FILS: Self-Supervised Video Feature Prediction In Semantic Language Space

TL;DR

FILS introduces a fully self-supervised framework that learns semantic video representations by predicting masked features in a language space while aligning video patches with text via ActCLIP. The method combines a teacher-student EMA architecture, tube-based masking, and patch-wise language-guided contrastive learning, yielding state-of-the-art transfer to egocentric action recognition tasks with efficient training. Key contributions include feature prediction in language space, ActCLIP for action-area patch-text alignment, and comprehensive ablations and qualitative analyses that show improved semantic grounding over pixel-based approaches. The approach has strong practical impact for robust, scalable video understanding, particularly in data-constrained or domain-specific settings, with potential gains from larger-scale data and models.

Abstract

This paper demonstrates a self-supervised approach for learning semantic video representations. Recent vision studies show that a masking strategy for vision and natural language supervision has contributed to developing transferable visual pretraining. Our goal is to achieve a more semantic video representation by leveraging the text related to the video content during the pretraining in a fully self-supervised manner. To this end, we present FILS, a novel self-supervised video Feature prediction In semantic Language Space (FILS). The vision model can capture valuable structured information by correctly predicting masked feature semantics in language space. It is learned using a patch-wise video-text contrastive strategy, in which the text representations act as prototypes for transforming vision features into a language space, which are then used as targets for semantically meaningful feature prediction using our masked encoder-decoder structure. FILS demonstrates remarkable transferability on downstream action recognition tasks, achieving state-of-the-art on challenging egocentric datasets, like Epic-Kitchens, Something-SomethingV2, Charades-Ego, and EGTEA, using ViT-Base. Our efficient method requires less computation and smaller batches compared to previous works.
Paper Structure (17 sections, 9 equations, 7 figures, 5 tables)

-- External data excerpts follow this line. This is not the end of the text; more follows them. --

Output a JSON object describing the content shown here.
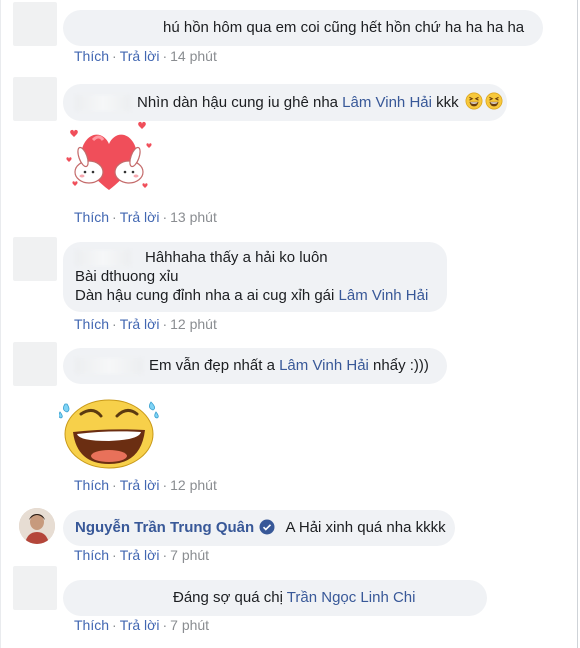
{
  "comments": [
    {
      "text": "hú hồn hôm qua em coi cũng hết hồn chứ ha ha ha ha",
      "like": "Thích",
      "reply": "Trả lời",
      "time": "14 phút"
    },
    {
      "text_before": "Nhìn dàn hậu cung iu ghê nha ",
      "mention": "Lâm Vinh Hải",
      "text_after": " kkk",
      "emoji": "grinning-squinting-face",
      "like": "Thích",
      "reply": "Trả lời",
      "time": "13 phút",
      "sticker": "bunnies-holding-heart"
    },
    {
      "line1": "Hâhhaha thấy a hải ko luôn",
      "line2": "Bài dthuong xỉu",
      "line3_before": "Dàn hậu cung đỉnh nha a ai cug xỉh gái ",
      "mention": "Lâm Vinh Hải",
      "like": "Thích",
      "reply": "Trả lời",
      "time": "12 phút"
    },
    {
      "text_before": "Em vẫn đẹp nhất a ",
      "mention": "Lâm Vinh Hải",
      "text_after": " nhẩy :)))",
      "like": "Thích",
      "reply": "Trả lời",
      "time": "12 phút",
      "sticker": "laughing-tears-face"
    },
    {
      "author": "Nguyễn Trần Trung Quân",
      "verified": true,
      "text": "A Hải xinh quá nha kkkk",
      "like": "Thích",
      "reply": "Trả lời",
      "time": "7 phút"
    },
    {
      "text_before": "Đáng sợ quá chị ",
      "mention": "Trần Ngọc Linh Chi",
      "like": "Thích",
      "reply": "Trả lời",
      "time": "7 phút"
    }
  ],
  "colors": {
    "link": "#385898",
    "action": "#4267b2",
    "meta": "#8a8d91",
    "bubble": "#f0f2f5"
  }
}
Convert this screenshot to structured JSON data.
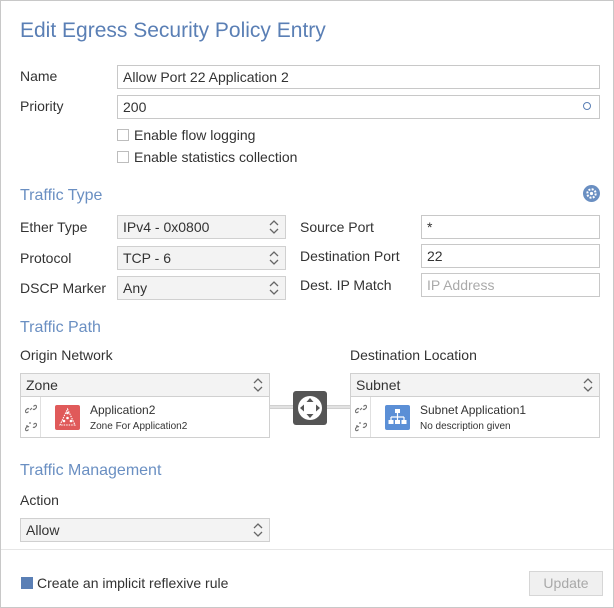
{
  "dialog": {
    "title": "Edit Egress Security Policy Entry"
  },
  "fields": {
    "name_label": "Name",
    "name_value": "Allow Port 22 Application 2",
    "priority_label": "Priority",
    "priority_value": "200",
    "flow_logging_label": "Enable flow logging",
    "flow_logging_checked": false,
    "stats_label": "Enable statistics collection",
    "stats_checked": false
  },
  "traffic_type": {
    "heading": "Traffic Type",
    "ether_type_label": "Ether Type",
    "ether_type_value": "IPv4 - 0x0800",
    "protocol_label": "Protocol",
    "protocol_value": "TCP - 6",
    "dscp_label": "DSCP Marker",
    "dscp_value": "Any",
    "source_port_label": "Source Port",
    "source_port_value": "*",
    "dest_port_label": "Destination Port",
    "dest_port_value": "22",
    "dest_ip_label": "Dest. IP Match",
    "dest_ip_placeholder": "IP Address"
  },
  "traffic_path": {
    "heading": "Traffic Path",
    "origin_label": "Origin Network",
    "origin_select": "Zone",
    "origin_card_title": "Application2",
    "origin_card_sub": "Zone For Application2",
    "destination_label": "Destination Location",
    "destination_select": "Subnet",
    "destination_card_title": "Subnet Application1",
    "destination_card_sub": "No description given"
  },
  "traffic_management": {
    "heading": "Traffic Management",
    "action_label": "Action",
    "action_value": "Allow"
  },
  "footer": {
    "reflexive_label": "Create an implicit reflexive rule",
    "reflexive_checked": true,
    "update_label": "Update"
  },
  "colors": {
    "accent": "#5a7fb5",
    "zone_icon_bg": "#e05a5a",
    "subnet_icon_bg": "#5b8fd6",
    "router_bg": "#555555"
  }
}
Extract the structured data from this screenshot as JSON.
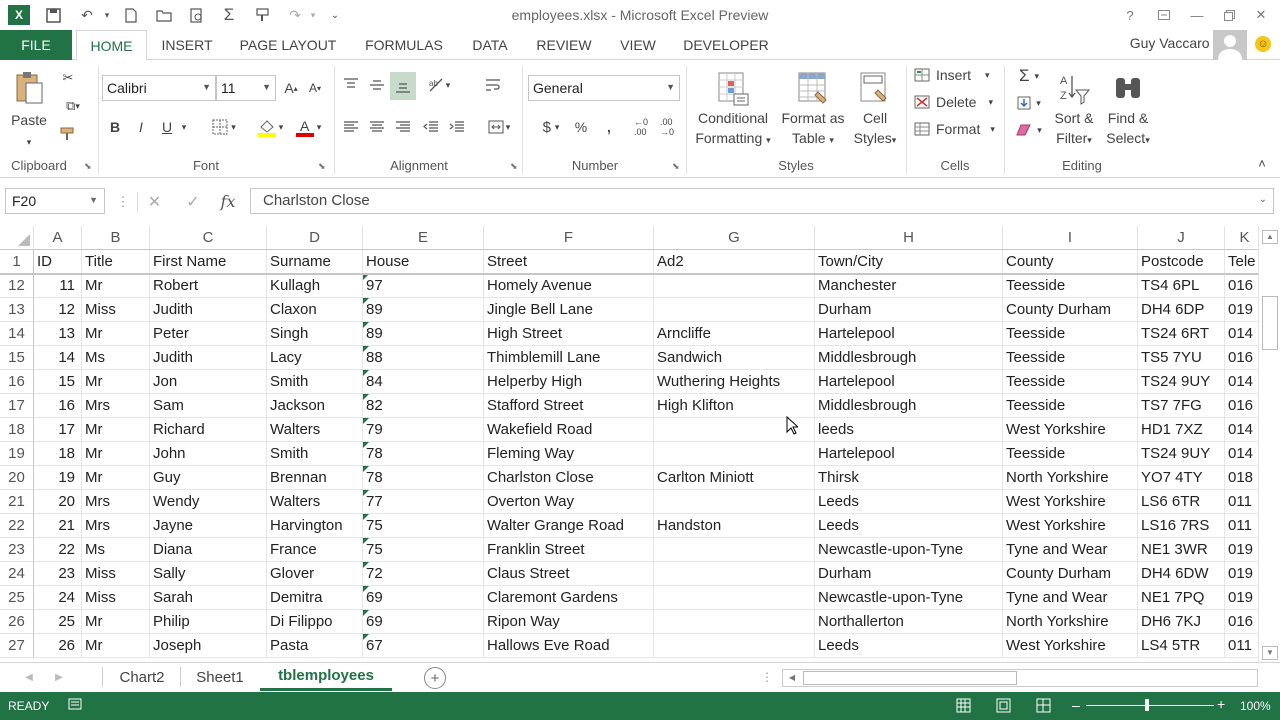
{
  "window": {
    "title": "employees.xlsx - Microsoft Excel Preview"
  },
  "ribbon_tabs": [
    "FILE",
    "HOME",
    "INSERT",
    "PAGE LAYOUT",
    "FORMULAS",
    "DATA",
    "REVIEW",
    "VIEW",
    "DEVELOPER"
  ],
  "active_tab": "HOME",
  "user": "Guy Vaccaro",
  "ribbon": {
    "clipboard": {
      "paste": "Paste",
      "label": "Clipboard"
    },
    "font": {
      "name": "Calibri",
      "size": "11",
      "label": "Font",
      "bold": "B",
      "italic": "I",
      "underline": "U"
    },
    "alignment": {
      "label": "Alignment"
    },
    "number": {
      "format": "General",
      "label": "Number",
      "currency": "$",
      "percent": "%"
    },
    "styles": {
      "conditional": [
        "Conditional",
        "Formatting"
      ],
      "format_table": [
        "Format as",
        "Table"
      ],
      "cell_styles": [
        "Cell",
        "Styles"
      ],
      "label": "Styles"
    },
    "cells": {
      "insert": "Insert",
      "delete": "Delete",
      "format": "Format",
      "label": "Cells"
    },
    "editing": {
      "sort": [
        "Sort &",
        "Filter"
      ],
      "find": [
        "Find &",
        "Select"
      ],
      "label": "Editing"
    }
  },
  "formula_bar": {
    "name_box": "F20",
    "fx": "fx",
    "content": "Charlston Close"
  },
  "columns": [
    "A",
    "B",
    "C",
    "D",
    "E",
    "F",
    "G",
    "H",
    "I",
    "J",
    "K"
  ],
  "header_row": {
    "row": "1",
    "cells": [
      "ID",
      "Title",
      "First Name",
      "Surname",
      "House",
      "Street",
      "Ad2",
      "Town/City",
      "County",
      "Postcode",
      "Tele"
    ]
  },
  "rows": [
    {
      "row": "12",
      "cells": [
        "11",
        "Mr",
        "Robert",
        "Kullagh",
        "97",
        "Homely Avenue",
        "",
        "Manchester",
        "Teesside",
        "TS4 6PL",
        "016"
      ]
    },
    {
      "row": "13",
      "cells": [
        "12",
        "Miss",
        "Judith",
        "Claxon",
        "89",
        "Jingle Bell Lane",
        "",
        "Durham",
        "County Durham",
        "DH4 6DP",
        "019"
      ]
    },
    {
      "row": "14",
      "cells": [
        "13",
        "Mr",
        "Peter",
        "Singh",
        "89",
        "High Street",
        "Arncliffe",
        "Hartelepool",
        "Teesside",
        "TS24 6RT",
        "014"
      ]
    },
    {
      "row": "15",
      "cells": [
        "14",
        "Ms",
        "Judith",
        "Lacy",
        "88",
        "Thimblemill Lane",
        "Sandwich",
        "Middlesbrough",
        "Teesside",
        "TS5 7YU",
        "016"
      ]
    },
    {
      "row": "16",
      "cells": [
        "15",
        "Mr",
        "Jon",
        "Smith",
        "84",
        "Helperby High",
        "Wuthering Heights",
        "Hartelepool",
        "Teesside",
        "TS24 9UY",
        "014"
      ]
    },
    {
      "row": "17",
      "cells": [
        "16",
        "Mrs",
        "Sam",
        "Jackson",
        "82",
        "Stafford Street",
        "High Klifton",
        "Middlesbrough",
        "Teesside",
        "TS7 7FG",
        "016"
      ]
    },
    {
      "row": "18",
      "cells": [
        "17",
        "Mr",
        "Richard",
        "Walters",
        "79",
        "Wakefield Road",
        "",
        "leeds",
        "West Yorkshire",
        "HD1 7XZ",
        "014"
      ]
    },
    {
      "row": "19",
      "cells": [
        "18",
        "Mr",
        "John",
        "Smith",
        "78",
        "Fleming Way",
        "",
        "Hartelepool",
        "Teesside",
        "TS24 9UY",
        "014"
      ]
    },
    {
      "row": "20",
      "cells": [
        "19",
        "Mr",
        "Guy",
        "Brennan",
        "78",
        "Charlston Close",
        "Carlton Miniott",
        "Thirsk",
        "North Yorkshire",
        "YO7 4TY",
        "018"
      ]
    },
    {
      "row": "21",
      "cells": [
        "20",
        "Mrs",
        "Wendy",
        "Walters",
        "77",
        "Overton Way",
        "",
        "Leeds",
        "West Yorkshire",
        "LS6 6TR",
        "011"
      ]
    },
    {
      "row": "22",
      "cells": [
        "21",
        "Mrs",
        "Jayne",
        "Harvington",
        "75",
        "Walter Grange Road",
        "Handston",
        "Leeds",
        "West Yorkshire",
        "LS16 7RS",
        "011"
      ]
    },
    {
      "row": "23",
      "cells": [
        "22",
        "Ms",
        "Diana",
        "France",
        "75",
        "Franklin Street",
        "",
        "Newcastle-upon-Tyne",
        "Tyne and Wear",
        "NE1 3WR",
        "019"
      ]
    },
    {
      "row": "24",
      "cells": [
        "23",
        "Miss",
        "Sally",
        "Glover",
        "72",
        "Claus Street",
        "",
        "Durham",
        "County Durham",
        "DH4 6DW",
        "019"
      ]
    },
    {
      "row": "25",
      "cells": [
        "24",
        "Miss",
        "Sarah",
        "Demitra",
        "69",
        "Claremont Gardens",
        "",
        "Newcastle-upon-Tyne",
        "Tyne and Wear",
        "NE1 7PQ",
        "019"
      ]
    },
    {
      "row": "26",
      "cells": [
        "25",
        "Mr",
        "Philip",
        "Di Filippo",
        "69",
        "Ripon Way",
        "",
        "Northallerton",
        "North Yorkshire",
        "DH6 7KJ",
        "016"
      ]
    },
    {
      "row": "27",
      "cells": [
        "26",
        "Mr",
        "Joseph",
        "Pasta",
        "67",
        "Hallows Eve Road",
        "",
        "Leeds",
        "West Yorkshire",
        "LS4 5TR",
        "011"
      ]
    }
  ],
  "sheets": [
    "Chart2",
    "Sheet1",
    "tblemployees"
  ],
  "active_sheet": "tblemployees",
  "status": {
    "mode": "READY",
    "zoom": "100%"
  },
  "colors": {
    "accent": "#217346",
    "text_number_marker": "#217346"
  }
}
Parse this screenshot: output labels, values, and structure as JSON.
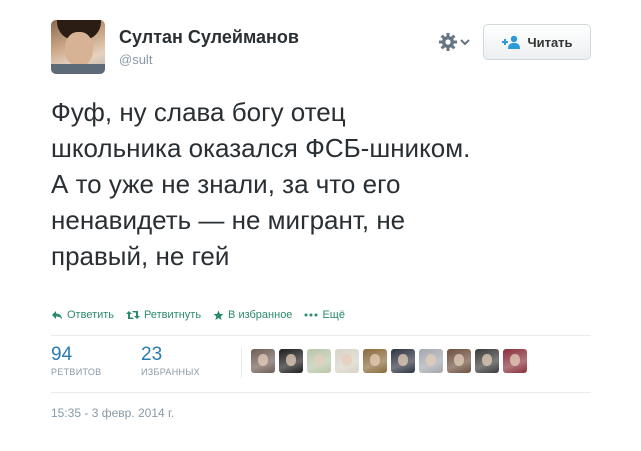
{
  "profile": {
    "name": "Султан Сулейманов",
    "handle": "@sult",
    "avatar_icon": "user-photo"
  },
  "header": {
    "gear_icon": "gear-icon",
    "follow_label": "Читать",
    "follow_icon": "add-user-icon"
  },
  "tweet": {
    "lines": [
      "Фуф, ну слава богу отец",
      "школьника оказался ФСБ-шником.",
      "А то уже не знали, за что его",
      "ненавидеть — не мигрант, не",
      "правый, не гей"
    ]
  },
  "actions": {
    "reply_label": "Ответить",
    "retweet_label": "Ретвитнуть",
    "favorite_label": "В избранное",
    "more_label": "Ещё"
  },
  "stats": {
    "retweets_count": "94",
    "retweets_label": "РЕТВИТОВ",
    "favorites_count": "23",
    "favorites_label": "ИЗБРАННЫХ"
  },
  "favoriters": [
    {
      "name": "faver-avatar-1",
      "color": "#6e5d55"
    },
    {
      "name": "faver-avatar-2",
      "color": "#1c1c1c"
    },
    {
      "name": "faver-avatar-3",
      "color": "#b8c6a8"
    },
    {
      "name": "faver-avatar-4",
      "color": "#d8d2c6"
    },
    {
      "name": "faver-avatar-5",
      "color": "#8a6a3a"
    },
    {
      "name": "faver-avatar-6",
      "color": "#2e3340"
    },
    {
      "name": "faver-avatar-7",
      "color": "#a4a8ae"
    },
    {
      "name": "faver-avatar-8",
      "color": "#6d4f3d"
    },
    {
      "name": "faver-avatar-9",
      "color": "#3a3a3a"
    },
    {
      "name": "faver-avatar-10",
      "color": "#8a2f3a"
    }
  ],
  "timestamp": "15:35 - 3 февр. 2014 г.",
  "colors": {
    "text": "#292f33",
    "muted": "#8899a6",
    "action": "#2a8a6a",
    "count": "#2a7ab0",
    "divider": "#e6ebee"
  }
}
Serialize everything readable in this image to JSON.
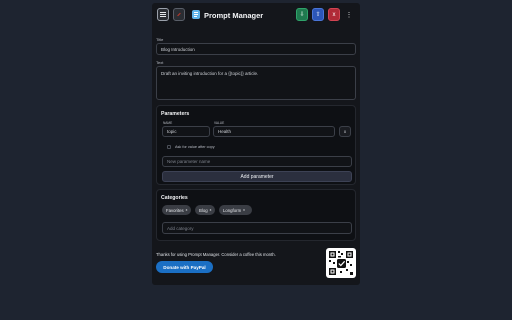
{
  "header": {
    "title": "Prompt Manager",
    "export_label": "⇩",
    "import_label": "⇧",
    "close_label": "x",
    "more_label": "⋮"
  },
  "form": {
    "title_label": "Title",
    "title_value": "Blog Introduction",
    "text_label": "Text",
    "text_value": "Draft an inviting introduction for a {{topic}} article."
  },
  "parameters": {
    "section_title": "Parameters",
    "name_label": "NAME",
    "value_label": "VALUE",
    "name_value": "topic",
    "value_value": "Health",
    "delete_label": "x",
    "ask_label": "Ask for value after copy",
    "new_placeholder": "New parameter name",
    "add_button": "Add parameter"
  },
  "categories": {
    "section_title": "Categories",
    "chips": [
      "Favorites",
      "Blog",
      "Longform"
    ],
    "chip_remove": "x",
    "add_placeholder": "Add category"
  },
  "footer": {
    "thanks_text": "Thanks for using Prompt Manager. Consider a coffee this month.",
    "paypal_button": "Donate with PayPal"
  },
  "colors": {
    "background": "#1e2430",
    "panel": "#14161b",
    "accent_green": "#1f7a4f",
    "accent_blue": "#2c56b8",
    "accent_red": "#b02a37",
    "paypal_blue": "#1b6fc4"
  }
}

This paper contains 17 sections, 9 equations, 7 figures, 5 tables.

Figures (7)

  • Figure 1: Architecture comparisons between MAE, CLIP, MAE+CLIP, and FILS. Contra indicates video-text contrastive loss. The red arrow points to the language space, while the black ones indicate the knowledge flow in the vision space.
  • Figure 2: Overview of our method. We perform self-supervised feature prediction and video-text contrastive learning simultaneously. The red arrow denotes the features of the patches within the action area.
  • Figure 3: Attention heatmaps generated for the initial, central, and final frames of the EK100 using the last transformer layer of the model trained with self-supervised strategies including FILS, our second objective (FP), and pixel-domain reconstruction (MSE) after masking.
  • Figure 4: visualization of the similarity between text and video features for EK100 dataset. The provided text is the action label of the video we used.
  • Figure 5: The impact of varying pretraining epochs on the Epic-Kitchens-100 dataset. There is a consistent upward trend in action recognition accuracy with an increase in the number of pretraining epochs.